Create an SIC <-> ISIC Crosswalk by hand.  This gets wiped every time the main DERA ingestion runs, but can be run after that any number of times

In [None]:
from dotenv import dotenv_values, load_dotenv
from osc_ingest_trino import *
import os
import pathlib

Load Environment Variables

In [None]:
dotenv_dir = os.environ.get("CREDENTIAL_DOTENV_DIR", os.environ.get("PWD", "/opt/app-root/src"))
dotenv_path = pathlib.Path(dotenv_dir) / "credentials.env"
if os.path.exists(dotenv_path):
    load_dotenv(dotenv_path=dotenv_path, override=True)

In [None]:
import trino
from sqlalchemy.engine import create_engine

env_var_prefix = "TRINO"

sqlstring = "trino://{user}@{host}:{port}/".format(
    user=os.environ[f"{env_var_prefix}_USER"],
    host=os.environ[f"{env_var_prefix}_HOST"],
    port=os.environ[f"{env_var_prefix}_PORT"],
)
sqlargs = {
    "auth": trino.auth.JWTAuthentication(os.environ[f"{env_var_prefix}_PASSWD"]),
    "http_scheme": "https",
    "catalog": "osc_datacommons_dev",
}
engine = create_engine(sqlstring, connect_args=sqlargs)
connection = engine.connect()

In [None]:
import osc_ingest_trino as osc

trino_bucket = osc.attach_s3_bucket("S3_DEV")
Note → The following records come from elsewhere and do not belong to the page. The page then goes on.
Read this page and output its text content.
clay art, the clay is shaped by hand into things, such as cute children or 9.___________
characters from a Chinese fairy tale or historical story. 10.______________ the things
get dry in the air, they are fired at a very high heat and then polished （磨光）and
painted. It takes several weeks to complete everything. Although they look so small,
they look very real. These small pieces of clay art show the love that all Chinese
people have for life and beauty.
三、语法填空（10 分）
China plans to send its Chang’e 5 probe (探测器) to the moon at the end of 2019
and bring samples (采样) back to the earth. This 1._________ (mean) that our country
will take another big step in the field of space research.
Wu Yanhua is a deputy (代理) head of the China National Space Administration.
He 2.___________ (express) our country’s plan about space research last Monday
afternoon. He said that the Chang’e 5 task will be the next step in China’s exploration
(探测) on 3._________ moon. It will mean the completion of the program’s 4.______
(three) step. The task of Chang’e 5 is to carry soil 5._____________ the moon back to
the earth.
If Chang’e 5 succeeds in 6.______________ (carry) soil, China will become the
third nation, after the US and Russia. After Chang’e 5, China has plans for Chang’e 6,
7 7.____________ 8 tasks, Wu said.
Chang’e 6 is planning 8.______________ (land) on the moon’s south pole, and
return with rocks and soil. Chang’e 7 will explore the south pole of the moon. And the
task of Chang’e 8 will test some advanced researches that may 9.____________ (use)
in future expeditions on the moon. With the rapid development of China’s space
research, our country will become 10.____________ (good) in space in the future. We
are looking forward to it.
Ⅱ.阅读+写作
Open a Trino connection using JWT for authentication

In [None]:
ingest_catalog = "osc_datacommons_dev"
ingest_schema = "sec_dera"

In [None]:
# Show available schemas to ensure trino connection is set correctly
schema_read = engine.execute(f"show schemas in {ingest_catalog}")
for row in schema_read.fetchall():
    print(row)

Enter the Pandas!

In [None]:
import pandas as pd

For now, create SIC -> ISIC crosswalk by hand

In [None]:
sic_isic = {
    1400: 1410,  # Mining
    2911: 1920,  # Petroleum refining
    3714: 2910,  # Motor Vehicle Manufacturing
    3829: 3190,  # Measuring & Controlling Devices (Midwest Energy Emissions Corp (MEEC))
    3310: 2410,  # STEEL WORKS, BLAST FURNACES & ROLLING & FINISHING MILLS
    3311: 2410,  # ???
    3312: 2410,  # STEEL WORKS, BLAST FURNACES & ROLLING MILLS (COKE OVENS)
    3313: 2410,  # Iron and Steel Mills and Ferroalloy Mfg.
    3315: 2410,  # Steel Wire Drawing
    3316: 2410,  # Rolled Steel Shape Mfg.
    3317: 2410,  # Iron and Steel Pipe and Tube Mfg. from Purchased Steel (should be relatively larger S3 emissions, lower S1+S2 emissions per ton)
    4911: 4010,  # Electricity Generation
    4931: 4010,  # Electricity Generation
    4932: 4010,  # Electricity Generation
    4991: 4010,  # Typo?
}

df = pd.DataFrame.from_dict(sic_isic, orient="index", columns=["isic"])
df.reset_index(inplace=True)
df.rename(columns={"index": "sic"}, inplace=True)
df

In [None]:
osc.drop_unmanaged_table(ingest_catalog, ingest_schema, "sic_isic", engine, trino_bucket)
osc.ingest_unmanaged_parquet(df, ingest_schema, "sic_isic", trino_bucket)
tabledef = unmanaged_parquet_tabledef(df, ingest_catalog, ingest_schema, "sic_isic", trino_bucket)
qres = engine.execute(tabledef)
qres.fetchall()